The great traditional game for wearing out children is "Tag".  There's only a problem with Tag as played with today's precious snowflakes. The problem is that the person who is "It" is the center of attention. And today's children want to be the center of attention no matter what.

So when we played tag with our school kids and my children in residential treatment, we used to have a problem getting the "It" person to chase and tag anyone. They wanted to stay "It" so they only pretended to chase people. Other kids wanted to be "It" so they would run up to whoever was "It" and try to make him tag them. Everybody got bored and stopped playing.
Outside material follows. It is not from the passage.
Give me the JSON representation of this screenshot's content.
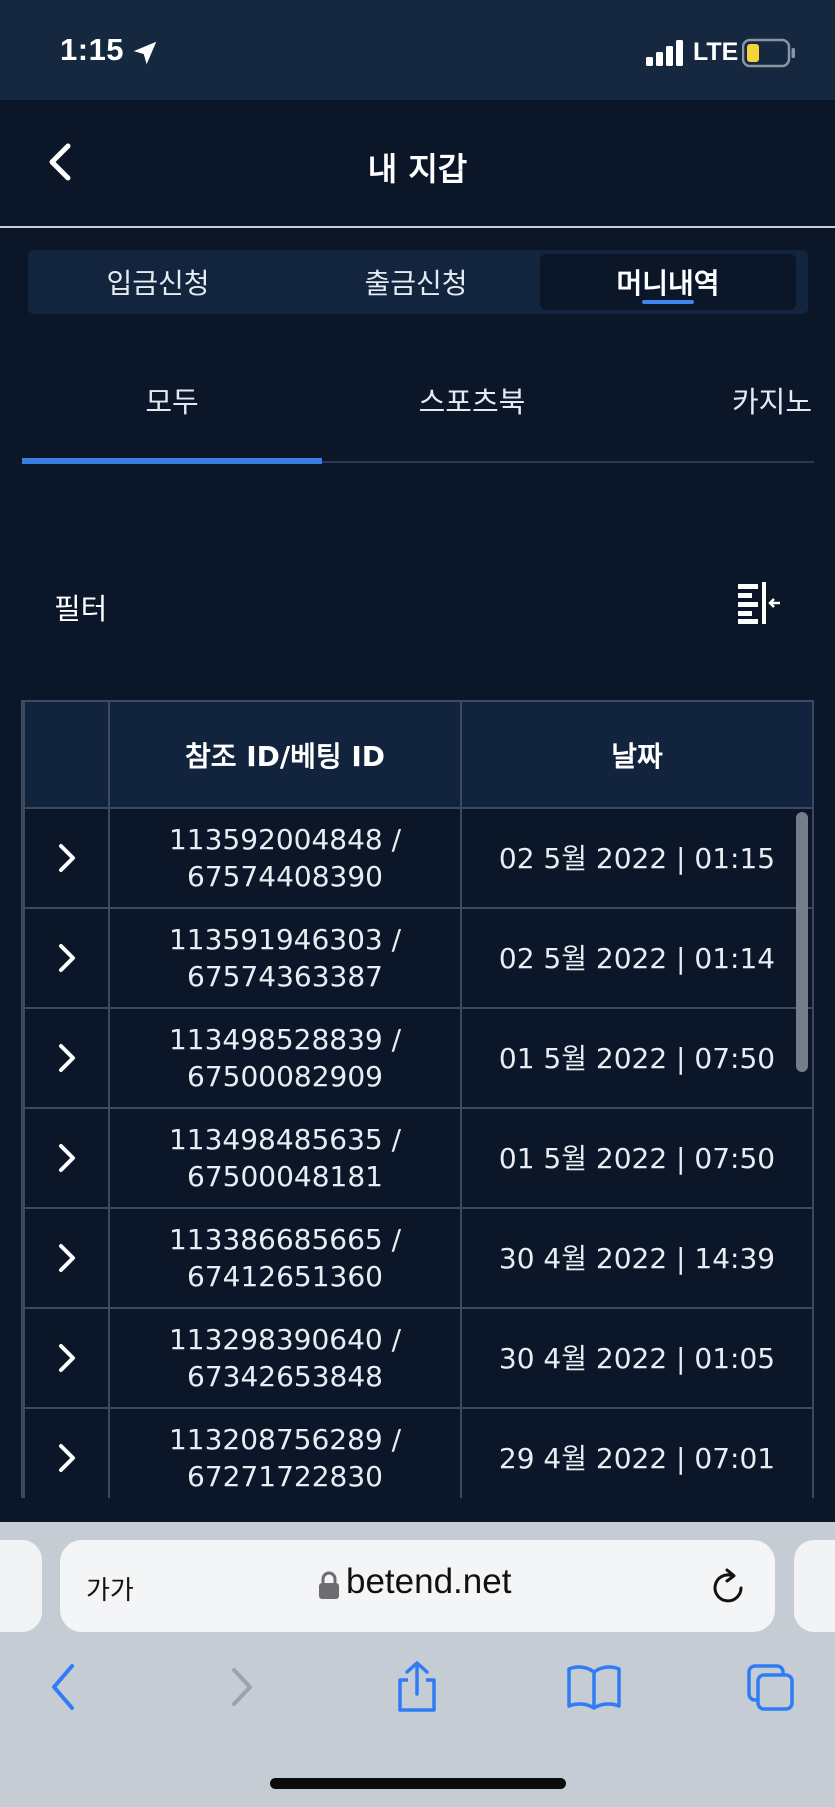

The solution was to invert the game so you have to run in order to be the center of attention. So we came up with this game called "The Fox and the Hounds".  Here's how you play.


THE FOX AND THE HOUNDS


Materials:
  • Large playing field, or lightly wooded terrain.
  • Faux fur tail - basically a piece of fake fur or soft cloth about three feet long

Players:

There are no teams. There is one person who is the fox and everyone else is a hound. Can be played by 3 or more people.  If you have 20 or so kids, you can have multiple foxes for completely chaotic (and wonderfully exhausting) play.

How to play:
  1. Select your first fox. Explain that he or she remains the fox until someone grabs their tail. The fur tale is inserted in the back of the child's belt or pants (not too far unless you want to lose your pants when someone pulls your tail out.
  2. Explain to the rest that they are hounds and their job is to chase the fox, while making barking or baying sounds just like hounds.
  3. Give the fox a 15 second head start and turn him loose. Signal the hounds to begin the chase and watch the fun.
  4. When the hounds run down the fox and someone grabs its tail, stop the game. 
  5. Set up the new hound with a tail and turn him loose again, wait the 15 seconds and then release the hounds!
  6. Everybody wants to be the fox so the chase gets pretty energetic. The game usually lasts about 20 or 30 minutes before everyone is exhausted. 
Strategy Tips:
  • The structure of the game is a great equalizer. If the fastest kid in the group becomes the fox, the "hounds" learn pretty quickly to do what a wolf pack does. They chain run the fox. A couple of kids chase him till they get tired, then another couple of kids chase him and so forth until he gets exhausted and slows down to the point where someone can catch him. The chase patterns get so mixed up that even the slowest kids may snag the tail as the fox runs past.
  • At any rate the game is fast-paced, exhausting and guaranteed to wear out the little darlings using their own desire to be the center of attention against them. The Fox has everyone chasing him so he's the center of attention so he runs very fast to retain the attention of the group. The hounds want to BE the center of attention so they run very fast to catch him. This adds up to one exhausting session.

This one works great if you'd like the kids to go home worn out and sleep soundly. You have to learn to judge how tired they are or they nod off in their mashed potatoes at supper.